Look at the moment where Wade breaks down after having to murder an infected 4-year old girl. "I used to babysit her," he says. Hobson clearly has faith in Schwarzenegger's performance here, letting the moment play out across multiple scenes, including one where Wade's role is solely reaction shots. As the girl's mother in this particular scene, Rachel Whitman Groves gets an excellent monologue, her pain serving as a vocal counterpoint to Schwarzenegger's visual one.

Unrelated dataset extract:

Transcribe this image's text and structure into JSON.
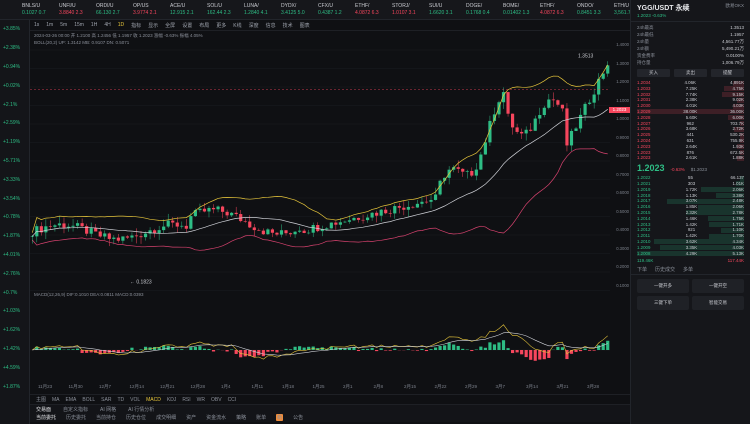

Another very good scene finds Richardson's character, Caroline, ready to do the one thing her husband cannot do. "Maggie" underplays the moment, focusing on a pair of scissors and Caroline's hesitant reactions to her stepdaughter's every action. Later, when Caroline confronts Wade, she is empowered by the strength of this prior scene. The audience knows she's right, and so does Maggie. The only person who hasn't come around is Wade.
Scenes like these lead us to expect that boffo, tremendous scene where Wade confronts his biggest fear, and to his credit, Schwarzenegger is ready to play it. "Maggie" robs him of this chance, keeping him off-screen for an extended period of time, then tacking on that ending which, while tragic, is exceptionally dissatisfying. It's almost as if all Schwarzenegger's hard work were undermined by a sudden bout of cold feet by the filmmakers.
Despite all the snark that I predict will come regarding its lead actor's choice to play drama, I refuse to blame the filmmakers for their casting choices. Like I said, Arnold Schwarzenegger is very good in this movie. It's the movie that lets him down.